Asiago Roasted Garlic Cauliflower Soup


I have been enjoying a lot of soups lately and I just had to share this recipe for an asiago roasted garlic cauliflower soup. This is a super simple soup where you roast up the cauliflower and a few heads of garlic and make a soup with them along with plenty of melted asiago cheese! Other than the time that it takes to roast up the veggies this soup is easy to make and it requires very little hands on time. While the cauliflower is roasting or while the soup is simmering I like to make a crunchy popped quinoa and chia seed topping by toasting quinoa until it pops (like popcorn), along with panko bread crumbs, sesame seeds and chia seeds! The crunchy topping adds a really nice contrast in texture and I like to add lemon zest and parsley to the mix to brighten things up!

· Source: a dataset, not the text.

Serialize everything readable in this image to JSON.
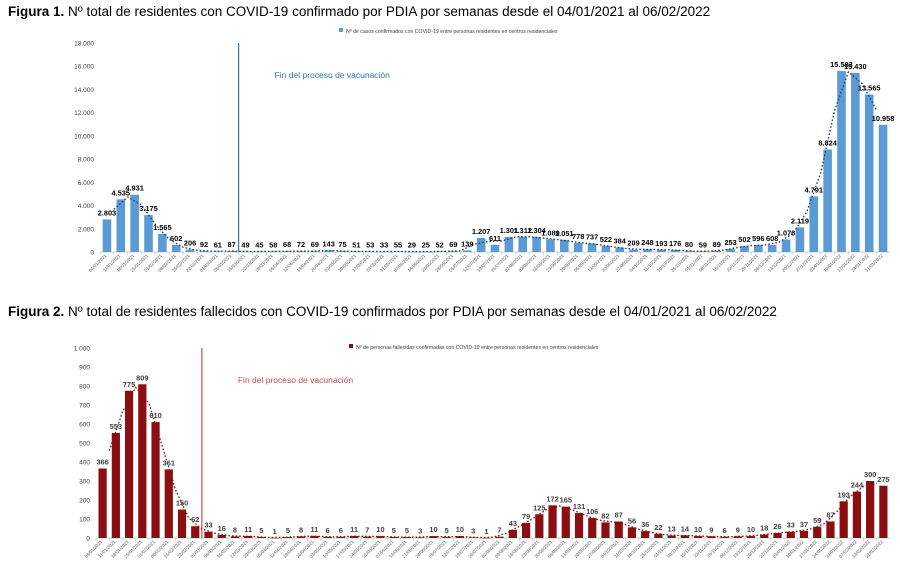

A creamy roasted garlic cauliflower soup with plenty of asiago cheese and a crunchy popped quinoa and chia seed topping!
  • For the soup:
  • 1 head cauliflower, cut into florets
  • 1 tablespoon oil
  • salt and pepper to taste
  • 2-4 heads garlic
  • 2 teaspoons oil
  • 1 tablespoon oil
  • 1 onion, diced
  • 2 teaspoons thyme, chopped (or 1 teaspoon dried thyme)
  • 4 cups vegetable broth or chicken broth
  • 1 tablespoon white miso paste (optional)
  • 1/2 cup asiago, grated
  • 1 tablespoon lemon juice
  • For the crunchy topping:
  • 1 tablespoon quinoa (raw)
  • 2 tablespoons panko breadcrumbs
  • 1/2 tablespoon white sesame seeds
  • 1/2 tablespoon black sesame seeds
  • 1/2 tablespoon chia seeds
  • 1/4 cup asiago, grated
  • salt and pepper to taste
  • 2 teaspoons lemon zest
  • 2 tablespoons parsley, chopped

  1. For the soup:
  2. Toss the cauliflower in the oil, salt and pepper and arrange in a single layer on a baking sheet.
  3. Cut the top 1/4 off the heads of garlic, drizzle the oil on top, wrap in foil and place on the baking sheet along with the cauliflower.
  4. Roast in a preheated 425F/220C oven until the cauliflower is tender and lightly golden brown to a little charred, about 20-30 minutes, mixing the cauliflower half way through.
  5. Heat the oil in a large sauce pan over medium-high heat, add the onion and cook until tender, about 3-5 minutes.
  6. Add the thyme and cook until fragrant, about a minute.
  7. Add the broth, roasted cauliflower and garlic, squeezed from the skins, bring to a boil, reduce the heat and simmer for 10 minutes before pureeing with a stick blender, in a blender or in a food processor.
  8. Mix in the miso and asiago and heat until the cheese melts into the soup, about a minute.
  9. For the crunchy topping:
  10. Heat the quinoa in a pan over medium heat until the quinoa starts popping, and then slows down until there is more than a second between pops, mixing continuously to prevent burning.
  11. Mix in the breadcrumbs, seeds, asiago and toast for a minute or two.
  12. Mix in the lemon zest and parsley before serving as garnish on the soup.